Примерно в два сорок пять от стоянки автомобилей начали
сползаться сотрудники следующей смены, с трех до одиннадцати, а в три уехала
дневная смена. Большинство расходились группами, но Брэд Долан, как я заметил,
уходил один. Это был своего рода счастливый знак: может быть, весь мир еще не
скатился в конце концов, к черту. Из заднего кармана у него торчала книжка
анекдотов. Дорожка к стоянке проходила мимо поля для крокета, и он увидел меня,
но ни помахал, ни нахмурился в мою сторону. Мне это было на руку. Он сел в свой
старый «шевроле» с наклейкой на бампере: «Я видел Бога, и его имя Тритон».
Потом уехал восвояси, оставив за собой тонкий след протекшего моторного масла.
К четырем часам пришла Элен, как и обещала. По ее глазам
было видно, что она опять плакала. Она обняла меня и крепко прижала к себе.
– Бедный Джон Коффи, – сказала она. – И бедный Пол Эджкум.
А я услышал голос Джен:
– Бедный Пол. Бедный мой парень.
Элен снова заплакала. Я поддержал ее, и мы стояли на поле
для крокета под вечерним солнцем. Наши тени словно танцевали под воображаемую
музыку вообража-емого радио.
Наконец она взяла себя в руки и отстранилась от меня*
Поискав платочек в кармане блузки, она вытерла им слезящиеся глаза.
– А что случилось с женой начальника, Пол? Что случилось с
Мелли?
– Ее сочли здоровой, во всяком случае врачи в больнице
Индианолы, – сказал я. Я взял ее под руку, и мы пошли к тропинке, ведущей от
стоянки в рощу. К сараю у стены, отделяющей Джорджию Пайнз от мира молодых
людей. – Она скончалась от сердечного приступа, а не от опухоли мозга спустя
десять или одиннадцать лет. Ей было, по-моему, сорок три. Хэл умер от инсульта,
кажется, в период бомбежки Перл Харбора, а может, и в тот самый день, не помню
точно, – так что она пережила его на два года. Вот такая ирония.
– А Дженис?
– Я не очень готов сегодня, – сказал я. – Расскажу
как-нибудь в другой раз.
– Обещаешь?
– Обещаю. – Но это обещание я не сдержал. Через три месяца
после того дня, когда мы пошли в рощу вместе (я бы держал ее за руку, если бы
не боялся причинить боль ее скрюченным и опухшим пальцам), Элен Коннелли тихо
скончалась в своей постели. Как и Мелинда Мурс, она умерла от сердечного
приступа. Санитар, обнаруживший ее, сказал, что ее лицо было спокойно, словно
смерть наступила вдруг и без боли. Я надеялся, что он прав. Я любил Элен. И мне
ее очень не хватает. Ее и Дженис, и Брута и всех моих ребят.
Мы дошли до второго сарая на тропинке, который стоял у
стены. Под сенью колючих сосен его просевшая крыша и покосившиеся окна были в
кружевных тенях. Я направился к нему, Элен чуть задержалась, глядя с испугом.
– Все нормально, не бойся, – сказал я. – Правда. Пошли.
На двери не было замка, вернее, когда-то был, но потом его
оторвали, поэтому я закрывал дверь с помощью свернутой картонки. Я вытащил ее и
шагнул в сарай, оставив дверь открытой настежь из-за темени внутри.

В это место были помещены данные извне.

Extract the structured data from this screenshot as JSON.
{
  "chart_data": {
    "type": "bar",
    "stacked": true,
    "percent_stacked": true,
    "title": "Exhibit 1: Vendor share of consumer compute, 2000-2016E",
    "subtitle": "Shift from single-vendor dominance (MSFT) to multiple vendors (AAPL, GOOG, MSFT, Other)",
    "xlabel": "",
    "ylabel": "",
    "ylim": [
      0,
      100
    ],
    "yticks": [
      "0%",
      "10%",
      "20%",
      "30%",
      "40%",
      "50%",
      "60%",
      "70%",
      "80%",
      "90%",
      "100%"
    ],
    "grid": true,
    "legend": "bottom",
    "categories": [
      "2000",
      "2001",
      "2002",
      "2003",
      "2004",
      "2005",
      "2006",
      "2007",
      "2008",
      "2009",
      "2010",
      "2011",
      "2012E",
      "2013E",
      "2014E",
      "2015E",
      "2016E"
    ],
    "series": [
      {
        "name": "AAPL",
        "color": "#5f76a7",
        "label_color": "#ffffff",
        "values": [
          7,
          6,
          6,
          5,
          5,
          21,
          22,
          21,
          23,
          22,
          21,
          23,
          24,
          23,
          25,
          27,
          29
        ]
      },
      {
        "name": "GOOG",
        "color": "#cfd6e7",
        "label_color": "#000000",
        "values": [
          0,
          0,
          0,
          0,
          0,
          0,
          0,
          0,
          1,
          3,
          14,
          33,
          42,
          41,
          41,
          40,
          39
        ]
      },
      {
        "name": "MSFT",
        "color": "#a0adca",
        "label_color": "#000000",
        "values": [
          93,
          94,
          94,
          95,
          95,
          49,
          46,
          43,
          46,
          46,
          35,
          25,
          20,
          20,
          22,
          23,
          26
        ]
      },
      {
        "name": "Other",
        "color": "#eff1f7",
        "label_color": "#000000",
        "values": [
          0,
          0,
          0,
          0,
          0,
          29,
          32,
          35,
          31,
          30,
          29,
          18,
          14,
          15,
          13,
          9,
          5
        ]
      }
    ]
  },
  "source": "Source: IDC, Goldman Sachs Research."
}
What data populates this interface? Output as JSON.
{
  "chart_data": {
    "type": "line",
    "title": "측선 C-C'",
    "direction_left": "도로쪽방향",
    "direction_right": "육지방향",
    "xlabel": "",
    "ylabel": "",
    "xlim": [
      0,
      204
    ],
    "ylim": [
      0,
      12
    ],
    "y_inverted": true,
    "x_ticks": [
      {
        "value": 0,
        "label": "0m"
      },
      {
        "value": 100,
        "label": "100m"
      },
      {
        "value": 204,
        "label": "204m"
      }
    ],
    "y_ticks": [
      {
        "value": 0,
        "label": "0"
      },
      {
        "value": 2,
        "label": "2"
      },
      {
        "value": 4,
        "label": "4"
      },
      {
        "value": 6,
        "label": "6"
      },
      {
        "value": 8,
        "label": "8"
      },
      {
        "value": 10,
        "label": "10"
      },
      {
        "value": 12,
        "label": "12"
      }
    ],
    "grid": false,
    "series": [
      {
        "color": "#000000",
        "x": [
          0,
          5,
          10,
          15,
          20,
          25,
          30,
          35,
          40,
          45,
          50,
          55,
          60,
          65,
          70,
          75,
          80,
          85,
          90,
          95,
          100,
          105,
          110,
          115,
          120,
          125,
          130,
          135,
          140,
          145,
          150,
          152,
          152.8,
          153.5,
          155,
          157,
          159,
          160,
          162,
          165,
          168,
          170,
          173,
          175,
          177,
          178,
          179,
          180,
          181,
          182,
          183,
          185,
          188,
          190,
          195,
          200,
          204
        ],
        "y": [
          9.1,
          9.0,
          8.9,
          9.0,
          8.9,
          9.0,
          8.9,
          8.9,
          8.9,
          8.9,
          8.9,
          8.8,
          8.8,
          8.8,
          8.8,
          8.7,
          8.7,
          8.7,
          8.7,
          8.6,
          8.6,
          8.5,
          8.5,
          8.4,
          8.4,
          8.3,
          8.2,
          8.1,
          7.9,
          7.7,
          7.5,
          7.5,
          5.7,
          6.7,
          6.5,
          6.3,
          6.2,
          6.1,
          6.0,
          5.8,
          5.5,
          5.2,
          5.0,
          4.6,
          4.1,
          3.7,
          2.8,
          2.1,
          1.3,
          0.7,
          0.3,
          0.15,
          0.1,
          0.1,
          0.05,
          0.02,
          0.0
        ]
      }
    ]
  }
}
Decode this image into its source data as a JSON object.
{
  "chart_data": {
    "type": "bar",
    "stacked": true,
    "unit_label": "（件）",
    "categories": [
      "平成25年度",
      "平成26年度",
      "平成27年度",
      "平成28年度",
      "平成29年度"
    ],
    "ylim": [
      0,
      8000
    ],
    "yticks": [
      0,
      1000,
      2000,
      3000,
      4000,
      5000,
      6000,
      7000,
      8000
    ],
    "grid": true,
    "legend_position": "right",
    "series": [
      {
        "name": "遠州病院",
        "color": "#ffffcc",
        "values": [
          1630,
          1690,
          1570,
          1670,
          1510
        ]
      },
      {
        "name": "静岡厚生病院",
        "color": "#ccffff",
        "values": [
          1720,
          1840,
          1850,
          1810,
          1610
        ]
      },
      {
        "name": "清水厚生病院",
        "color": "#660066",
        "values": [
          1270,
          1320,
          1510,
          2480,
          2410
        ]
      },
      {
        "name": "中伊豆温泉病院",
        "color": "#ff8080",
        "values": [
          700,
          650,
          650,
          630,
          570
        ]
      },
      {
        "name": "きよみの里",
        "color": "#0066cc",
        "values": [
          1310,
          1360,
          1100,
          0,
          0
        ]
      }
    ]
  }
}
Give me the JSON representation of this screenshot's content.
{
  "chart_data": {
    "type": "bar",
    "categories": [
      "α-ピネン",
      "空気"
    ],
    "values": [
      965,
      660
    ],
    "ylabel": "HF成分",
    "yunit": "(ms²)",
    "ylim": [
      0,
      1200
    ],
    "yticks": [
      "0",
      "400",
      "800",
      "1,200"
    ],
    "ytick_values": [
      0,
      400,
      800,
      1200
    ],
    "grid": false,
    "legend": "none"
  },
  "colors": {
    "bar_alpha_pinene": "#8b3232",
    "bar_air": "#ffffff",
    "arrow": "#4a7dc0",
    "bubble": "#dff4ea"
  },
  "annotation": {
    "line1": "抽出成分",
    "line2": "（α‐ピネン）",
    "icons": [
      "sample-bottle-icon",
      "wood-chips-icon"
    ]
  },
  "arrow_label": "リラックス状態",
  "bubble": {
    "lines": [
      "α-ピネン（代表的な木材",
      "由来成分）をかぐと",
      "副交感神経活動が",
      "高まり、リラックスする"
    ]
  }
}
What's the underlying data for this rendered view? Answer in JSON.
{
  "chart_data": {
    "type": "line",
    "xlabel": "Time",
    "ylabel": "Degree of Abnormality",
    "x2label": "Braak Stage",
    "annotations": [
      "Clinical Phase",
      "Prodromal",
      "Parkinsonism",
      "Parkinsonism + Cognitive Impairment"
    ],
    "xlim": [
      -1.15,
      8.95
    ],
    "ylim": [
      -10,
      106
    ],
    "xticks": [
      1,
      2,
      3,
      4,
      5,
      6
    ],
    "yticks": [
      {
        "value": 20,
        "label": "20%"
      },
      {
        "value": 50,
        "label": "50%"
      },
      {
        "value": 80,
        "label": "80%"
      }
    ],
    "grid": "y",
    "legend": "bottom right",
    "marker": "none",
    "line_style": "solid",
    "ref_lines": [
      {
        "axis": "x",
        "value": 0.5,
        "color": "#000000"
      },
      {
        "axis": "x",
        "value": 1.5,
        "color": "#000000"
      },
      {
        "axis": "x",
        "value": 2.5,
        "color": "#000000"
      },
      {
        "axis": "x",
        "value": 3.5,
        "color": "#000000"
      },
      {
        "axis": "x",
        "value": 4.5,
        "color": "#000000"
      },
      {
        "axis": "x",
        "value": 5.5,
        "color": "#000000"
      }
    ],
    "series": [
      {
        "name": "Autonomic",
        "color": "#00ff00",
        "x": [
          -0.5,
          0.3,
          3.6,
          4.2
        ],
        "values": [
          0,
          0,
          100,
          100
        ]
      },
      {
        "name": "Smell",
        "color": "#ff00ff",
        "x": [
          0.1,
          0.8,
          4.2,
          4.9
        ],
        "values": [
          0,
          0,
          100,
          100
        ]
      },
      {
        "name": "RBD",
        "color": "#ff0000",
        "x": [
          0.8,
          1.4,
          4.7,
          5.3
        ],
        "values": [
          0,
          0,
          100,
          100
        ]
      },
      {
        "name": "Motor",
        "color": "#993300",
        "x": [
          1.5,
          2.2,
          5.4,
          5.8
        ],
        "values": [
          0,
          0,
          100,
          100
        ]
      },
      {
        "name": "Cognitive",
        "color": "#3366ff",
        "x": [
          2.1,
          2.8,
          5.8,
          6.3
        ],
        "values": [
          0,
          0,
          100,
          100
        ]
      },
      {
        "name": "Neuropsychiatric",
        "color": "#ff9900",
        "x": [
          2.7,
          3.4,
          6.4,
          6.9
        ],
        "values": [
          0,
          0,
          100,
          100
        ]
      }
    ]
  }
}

– Пол, что это?... Ой. Ой! – Второе «ой» было похоже на
вскрик.
Там стоял сдвинутый в одну сторону стол. На нем стояли
фонарик и коричневая картонная коробка. На грязном полу лежала коробка из-под
сигар «Хав-А-Там-па», которую я взял у агента, пополнявшего автоматы с
напитками и конфетами. Поскольку его компания торговала еще и табачными
изделиями, ему было нетрудно достать такую коробку. Я предложил ему за нее
плату – когда я работал в Холодной Горе, они очень ценились, я вам говорил,
наверное, – но он только рассмеялся.
Из-за края коробки на нас смотрела пара блестящих черных
глаз-бусинок.
– Мистер Джинглз, – тихо позвал я. – Иди сюда. Иди сюда,
старичок, и познакомься с этой леди.
Я присел на корточки – было больно, но я стерпел, – и
вытянул руку. Сначала я подумал, что он не сможет перелезть через край коробки,
но он вылез одним сильным толчком. Мистер Джинглз упал сначала на бок, потом
встал на ноги и подошел ко мне. Он бежал, явно хромая на одну заднюю ногу, –
увечье, нанесенное еще Перси, давало себя знать в пожилом возрасте Мистера
Джинглза. В его очень пожилом, просто невероятно пожилом возрасте. Его шкурка
стала совсем седой, кроме макушки и кончика хвоста.